Anyhow I am sure you will find something to draw you in. Now it is a pretty small space, so this won’t take up too much of your time, maybe an hour or so. Which means, if you aren’t to feel a little bit miffed by the 13 quid admission, (get an Art Fund Card to halve the price – all you cultural flaneurs should invest in one), you need to leave time to cruise the permanent exhibits in the DM. Up on the top floor is a compact overview of design history, piled up with some absolute classic products, which should equally please the nostalgic old and digital young. There is little that will surprise but much that will delight.

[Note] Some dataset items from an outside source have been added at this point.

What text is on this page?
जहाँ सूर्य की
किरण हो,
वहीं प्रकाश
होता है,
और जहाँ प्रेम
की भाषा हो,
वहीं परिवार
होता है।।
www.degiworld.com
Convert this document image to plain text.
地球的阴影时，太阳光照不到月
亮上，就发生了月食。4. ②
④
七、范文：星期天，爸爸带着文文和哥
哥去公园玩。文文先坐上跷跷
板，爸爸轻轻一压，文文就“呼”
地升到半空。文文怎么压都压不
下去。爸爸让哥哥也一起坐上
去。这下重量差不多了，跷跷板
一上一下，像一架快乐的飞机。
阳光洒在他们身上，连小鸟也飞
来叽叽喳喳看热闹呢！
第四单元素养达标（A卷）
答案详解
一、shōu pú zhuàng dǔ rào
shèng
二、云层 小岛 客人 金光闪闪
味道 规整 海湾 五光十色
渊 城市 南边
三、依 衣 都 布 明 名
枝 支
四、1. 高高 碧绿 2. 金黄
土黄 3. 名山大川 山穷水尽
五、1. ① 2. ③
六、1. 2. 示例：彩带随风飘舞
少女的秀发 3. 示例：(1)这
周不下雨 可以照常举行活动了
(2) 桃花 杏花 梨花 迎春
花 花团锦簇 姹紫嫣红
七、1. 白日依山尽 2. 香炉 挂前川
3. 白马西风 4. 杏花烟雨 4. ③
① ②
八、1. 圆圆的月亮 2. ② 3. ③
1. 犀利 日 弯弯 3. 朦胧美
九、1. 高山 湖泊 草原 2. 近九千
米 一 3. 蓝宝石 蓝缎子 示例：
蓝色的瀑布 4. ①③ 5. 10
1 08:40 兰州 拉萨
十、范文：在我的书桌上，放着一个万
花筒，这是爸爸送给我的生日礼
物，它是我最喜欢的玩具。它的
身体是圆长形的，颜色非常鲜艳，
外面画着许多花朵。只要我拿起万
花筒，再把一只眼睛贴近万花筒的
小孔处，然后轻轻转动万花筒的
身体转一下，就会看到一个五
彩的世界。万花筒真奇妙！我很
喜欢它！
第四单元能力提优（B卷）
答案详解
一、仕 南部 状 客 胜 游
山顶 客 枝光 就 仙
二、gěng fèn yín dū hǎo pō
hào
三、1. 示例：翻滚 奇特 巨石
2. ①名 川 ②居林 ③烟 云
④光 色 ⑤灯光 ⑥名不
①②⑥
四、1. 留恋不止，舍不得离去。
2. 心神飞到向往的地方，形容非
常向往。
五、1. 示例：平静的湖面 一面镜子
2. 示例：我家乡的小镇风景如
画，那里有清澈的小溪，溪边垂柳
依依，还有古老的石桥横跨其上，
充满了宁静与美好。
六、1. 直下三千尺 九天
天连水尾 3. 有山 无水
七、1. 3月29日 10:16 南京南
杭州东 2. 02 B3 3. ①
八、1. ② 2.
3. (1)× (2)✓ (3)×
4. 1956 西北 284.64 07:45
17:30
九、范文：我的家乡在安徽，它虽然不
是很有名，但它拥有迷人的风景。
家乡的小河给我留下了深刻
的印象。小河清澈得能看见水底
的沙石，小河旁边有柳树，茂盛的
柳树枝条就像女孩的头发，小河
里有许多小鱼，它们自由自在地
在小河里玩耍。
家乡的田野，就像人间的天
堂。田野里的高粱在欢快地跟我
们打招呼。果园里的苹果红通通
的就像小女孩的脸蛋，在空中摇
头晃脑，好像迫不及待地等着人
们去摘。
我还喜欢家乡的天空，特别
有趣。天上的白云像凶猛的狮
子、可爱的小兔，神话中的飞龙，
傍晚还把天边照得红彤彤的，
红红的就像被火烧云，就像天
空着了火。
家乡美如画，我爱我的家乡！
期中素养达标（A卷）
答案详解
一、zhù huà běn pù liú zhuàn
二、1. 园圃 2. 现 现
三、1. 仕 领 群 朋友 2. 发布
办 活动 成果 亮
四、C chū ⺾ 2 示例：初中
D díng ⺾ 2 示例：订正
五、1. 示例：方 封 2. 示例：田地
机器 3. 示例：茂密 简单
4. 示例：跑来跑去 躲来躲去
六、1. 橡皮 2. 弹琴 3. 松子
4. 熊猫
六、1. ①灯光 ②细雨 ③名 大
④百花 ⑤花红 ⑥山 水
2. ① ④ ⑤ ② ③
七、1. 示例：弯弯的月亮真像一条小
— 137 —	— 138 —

Best of all is the beautiful interior of the DM space carved out of the old Commonwealth Institute which has rescued, and restored, its truly stunning, though very problematic, hyperbolic, paraboloid (!) copper roof. The original building, completed in 1962, designed by Robert Matthew Johnson-Marshall & Partners, is the finest modernist building in London IMHO, ahead of the Royal Festival Hall. After the CI itself was canned there was a real chance the building might be toast as well but fortunately pragmatism reigned, and architect John Pawson was finally wheeled in to oversee the salvation of the interior. Some whinged about the price to be paid to make this all happen, namely the development of luxury flats in the square in front of the new DM. Ignore them. These too are stunners, an understated design from Dutch wunderkind-architect Rem Koolhass’s OMA.

So pop on your smartest black designer togs and channel your inner Arne Jacobsen, Dieter Rams or Jonathan Ive.